So be warned before you go on your study abroad experience to any country, but especially Australia in this case…

  1.     In the United States, the lovely little bag one straps around their waist is called a fanny pack because it tends to be associated with the older generations of people and they use the word fanny, at least that is what I was always lead to believe. Be warned if you go to Australia (or Great Britain) that lovely little pack is a bum bag. A fanny is a lady’s butt, like it ought to be, so fanny pack is not a thing to be said.
  2.     In the wonderful beach country of Australia, they call the footwear that has the fabric/plastic that goes between the big toe and your next “big toe”, thongs. Now thongs in the United States, these days, are primarily associated with a type of women’s undies that are not full coverage. If you are interested in fun facts, thongs started out as a thing for dancers and has turned into a normal style of undies a woman can buy.

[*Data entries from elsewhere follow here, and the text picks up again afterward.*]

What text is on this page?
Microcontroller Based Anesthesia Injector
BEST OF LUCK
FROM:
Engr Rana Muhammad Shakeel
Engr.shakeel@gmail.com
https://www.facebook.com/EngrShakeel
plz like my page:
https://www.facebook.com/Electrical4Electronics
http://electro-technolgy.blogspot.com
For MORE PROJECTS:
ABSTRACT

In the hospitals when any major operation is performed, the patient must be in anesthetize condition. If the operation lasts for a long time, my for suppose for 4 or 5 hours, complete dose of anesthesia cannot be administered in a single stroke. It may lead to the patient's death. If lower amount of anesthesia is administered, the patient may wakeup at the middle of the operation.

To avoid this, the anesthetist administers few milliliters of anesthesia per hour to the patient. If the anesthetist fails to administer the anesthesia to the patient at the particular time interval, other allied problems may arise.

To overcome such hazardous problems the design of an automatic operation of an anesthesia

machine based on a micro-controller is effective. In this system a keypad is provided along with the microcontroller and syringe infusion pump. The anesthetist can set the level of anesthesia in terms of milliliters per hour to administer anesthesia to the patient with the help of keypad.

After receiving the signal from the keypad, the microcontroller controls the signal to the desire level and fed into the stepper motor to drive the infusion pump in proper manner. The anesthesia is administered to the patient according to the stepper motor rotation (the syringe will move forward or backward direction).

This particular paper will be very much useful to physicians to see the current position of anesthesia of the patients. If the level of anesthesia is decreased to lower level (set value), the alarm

So what Australians call thongs, Americans call flip flops. Thongs simply sounds like a “dirty word” to an American.
  3.     Now we are off to our favorite sporting event and everything is in our team’s favor, the Americans are rooting for their team and the Australians are cheering. All of the sudden like the Australians are a bit shocked by the Americans use of the word root because the word ‘root’ is offensive Australian slang for sex.

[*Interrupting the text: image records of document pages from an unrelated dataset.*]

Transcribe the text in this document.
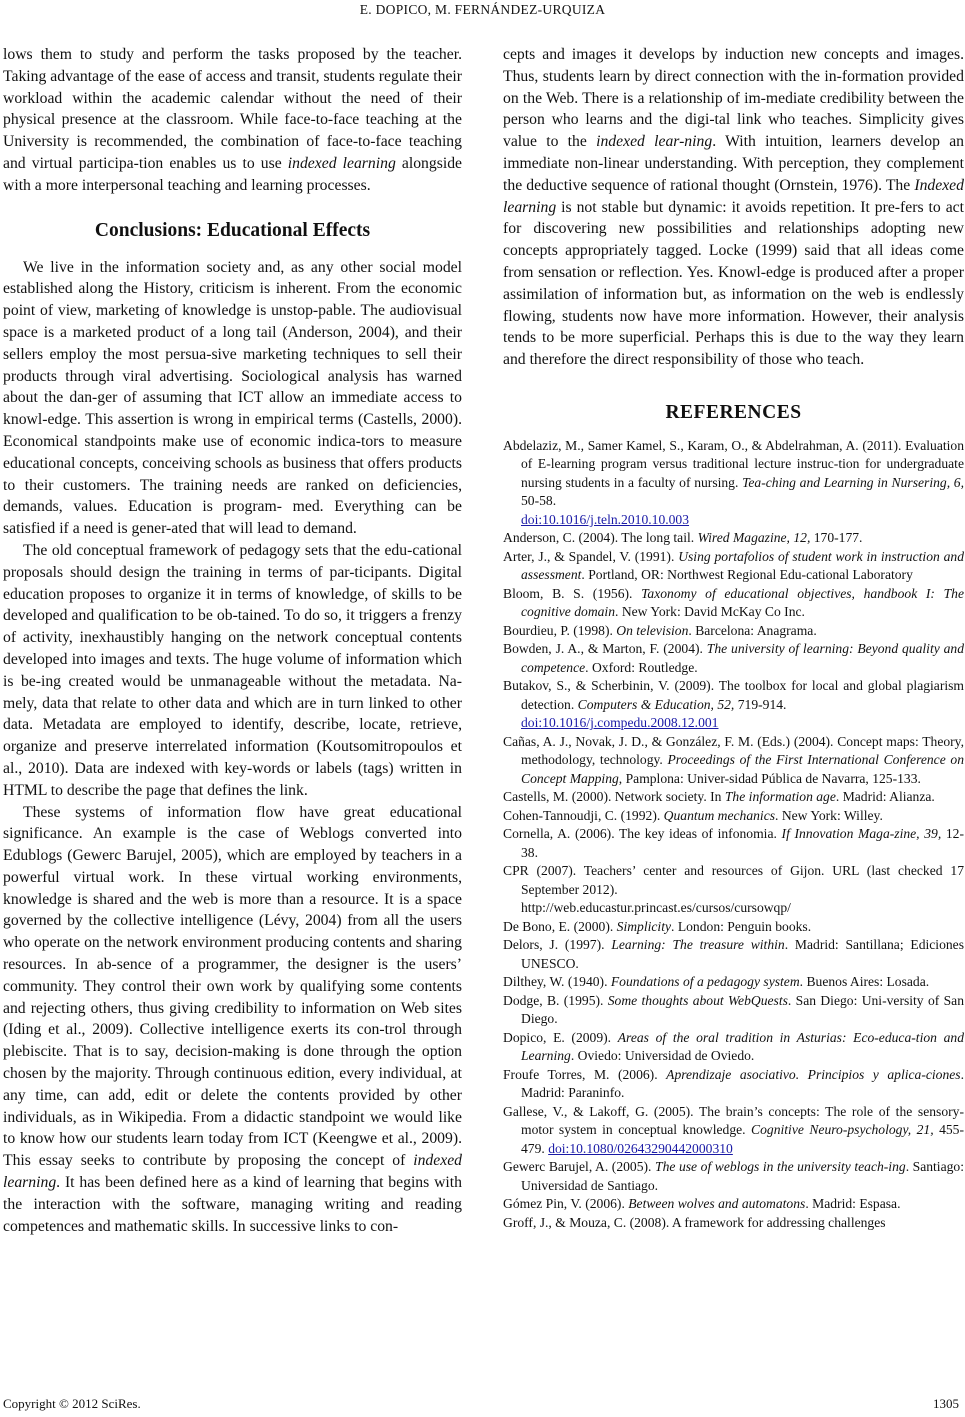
E. DOPICO, M. FERNÁNDEZ-URQUIZA

lows them to study and perform the tasks proposed by the teacher. Taking advantage of the ease of access and transit, students regulate their workload within the academic calendar without the need of their physical presence at the classroom. While face-to-face teaching at the University is recommended, the combination of face-to-face teaching and virtual participa-tion enables us to use indexed learning alongside with a more interpersonal teaching and learning processes.

Conclusions: Educational Effects

We live in the information society and, as any other social model established along the History, criticism is inherent. From the economic point of view, marketing of knowledge is unstop-pable. The audiovisual space is a marketed product of a long tail (Anderson, 2004), and their sellers employ the most persua-sive marketing techniques to sell their products through viral advertising. Sociological analysis has warned about the dan-ger of assuming that ICT allow an immediate access to knowl-edge. This assertion is wrong in empirical terms (Castells, 2000). Economical standpoints make use of economic indica-tors to measure educational concepts, conceiving schools as business that offers products to their customers. The training needs are ranked on deficiencies, demands, values. Education is program- med. Everything can be satisfied if a need is gener-ated that will lead to demand.

The old conceptual framework of pedagogy sets that the edu-cational proposals should design the training in terms of par-ticipants. Digital education proposes to organize it in terms of knowledge, of skills to be developed and qualification to be ob-tained. To do so, it triggers a frenzy of activity, inexhaustibly hanging on the network conceptual contents developed into images and texts. The huge volume of information which is be-ing created would be unmanageable without the metadata. Na-mely, data that relate to other data and which are in turn linked to other data. Metadata are employed to identify, describe, locate, retrieve, organize and preserve interrelated information (Koutsomitropoulos et al., 2010). Data are indexed with key-words or labels (tags) written in HTML to describe the page that defines the link.

These systems of information flow have great educational significance. An example is the case of Weblogs converted into Edublogs (Gewerc Barujel, 2005), which are employed by teachers in a powerful virtual work. In these virtual working environments, knowledge is shared and the web is more than a resource. It is a space governed by the collective intelligence (Lévy, 2004) from all the users who operate on the network environment producing contents and sharing resources. In ab-sence of a programmer, the designer is the users’ community. They control their own work by qualifying some contents and rejecting others, thus giving credibility to information on Web sites (Iding et al., 2009). Collective intelligence exerts its con-trol through plebiscite. That is to say, decision-making is done through the option chosen by the majority. Through continuous edition, every individual, at any time, can add, edit or delete the contents provided by other individuals, as in Wikipedia. From a didactic standpoint we would like to know how our students learn today from ICT (Keengwe et al., 2009). This essay seeks to contribute by proposing the concept of indexed learning. It has been defined here as a kind of learning that begins with the interaction with the software, managing writing and reading competences and mathematic skills. In successive links to con-

cepts and images it develops by induction new concepts and images. Thus, students learn by direct connection with the in-formation provided on the Web. There is a relationship of im-mediate credibility between the person who learns and the digi-tal link who teaches. Simplicity gives value to the indexed lear-ning. With intuition, learners develop an immediate non-linear understanding. With perception, they complement the deductive sequence of rational thought (Ornstein, 1976). The Indexed learning is not stable but dynamic: it avoids repetition. It pre-fers to act for discovering new possibilities and relationships adopting new concepts appropriately tagged. Locke (1999) said that all ideas come from sensation or reflection. Yes. Knowl-edge is produced after a proper assimilation of information but, as information on the web is endlessly flowing, students now have more information. However, their analysis tends to be more superficial. Perhaps this is due to the way they learn and therefore the direct responsibility of those who teach.

REFERENCES

Abdelaziz, M., Samer Kamel, S., Karam, O., & Abdelrahman, A. (2011). Evaluation of E-learning program versus traditional lecture instruc-tion for undergraduate nursing students in a faculty of nursing. Tea-ching and Learning in Nurserin​g, 6, 50-58.
doi:10.1016/j.teln.2010.10.003

Anderson, C. (2004). The long tail. Wired Magazine, 12, 170-177.

Arter, J., & Spandel, V. (1991). Using portafolios of student work in instruction and assessment. Portland, OR: Northwest Regional Edu-cational Laboratory

Bloom, B. S. (1956). Taxonomy of educational objectives, handbook I: The cognitive domain. New York: David McKay Co Inc.

Bourdieu, P. (1998). On television. Barcelona: Anagrama.

Bowden, J. A., & Marton, F. (2004). The university of learning: Beyond quality and competence. Oxford: Routledge.

Butakov, S., & Scherbinin, V. (2009). The toolbox for local and global plagiarism detection. Computers & Education, 52, 719-914.
doi:10.1016/j.compedu.2008.12.001

Cañas, A. J., Novak, J. D., & González, F. M. (Eds.) (2004). Concept maps: Theory, methodology, technology. Proceedings of the First International Conference on Concept Mapping, Pamplona: Univer-sidad Pública de Navarra, 125-133.

Castells, M. (2000). Network society. In The information age. Madrid: Alianza.

Cohen-Tannoudji, C. (1992). Quantum mechanics. New York: Willey.

Cornella, A. (2006). The key ideas of infonomia. If Innovation Maga-zine, 39, 12-38.

CPR (2007). Teachers’ center and resources of Gijon. URL (last checked 17 September 2012).
http://web.educastur.princast.es/cursos/cursowqp/

De Bono, E. (2000). Simplicity. London: Penguin books.

Delors, J. (1997). Learning: The treasure within. Madrid: Santillana; Ediciones UNESCO.

Dilthey, W. (1940). Foundations of a pedagogy system. Buenos Aires: Losada.

Dodge, B. (1995). Some thoughts about WebQuests. San Diego: Uni-versity of San Diego.

Dopico, E. (2009). Areas of the oral tradition in Asturias: Eco-educa-tion and Learning. Oviedo: Universidad de Oviedo.

Froufe Torres, M. (2006). Aprendizaje asociativo. Principios y aplica-ciones. Madrid: Paraninfo.

Gallese, V., & Lakoff, G. (2005). The brain’s concepts: The role of the sensory-motor system in conceptual knowledge. Cognitive Neuro-psychology, 21, 455-479. doi:10.1080/02643290442000310

Gewerc Barujel, A. (2005). The use of weblogs in the university teach-ing. Santiago: Universidad de Santiago.

Gómez Pin, V. (2006). Between wolves and automatons. Madrid: Espasa.

Groff, J., & Mouza, C. (2008). A framework for addressing challenges

Copyright © 2012 SciRes.	1305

  4.     In the United States, a period has a dual meaning, either another name for a menstrual cycle or the grammar element used to end a sentence. Australians use the word period only in association with a menstrual cycle. The grammar element of the United States is called a full stop in Australia. Do not mix them up in Australia.
  5.     So now for my favorite mental argument, the word napkin. If one would walk into your typical store and ask “where are the napkins?” in both Australia and the United States, you would get two very different responses. Walking into a Wal-mart in the United States, one would get directed to the aisle with disposable food serving products such as paper plates and plastic forks, but if you walk into a Reject Shop in Australia you would be directed to the feminine hygiene products. In Australia, a serviette is what Americans call a napkin, and what Australians call napkin is what Americans call a pad or panty liner. See the crucial difference?

If anything I hope this humored you, as either a born-sarcastic Australian or an American who is very confused in Australia.

And if you were wondering where this blog idea came from, a family dinner with my host family when I was speaking of grammar punctuation. Inspiration comes from such odd places. It’s also a good thing I handle most awkward situations well. Story for another time.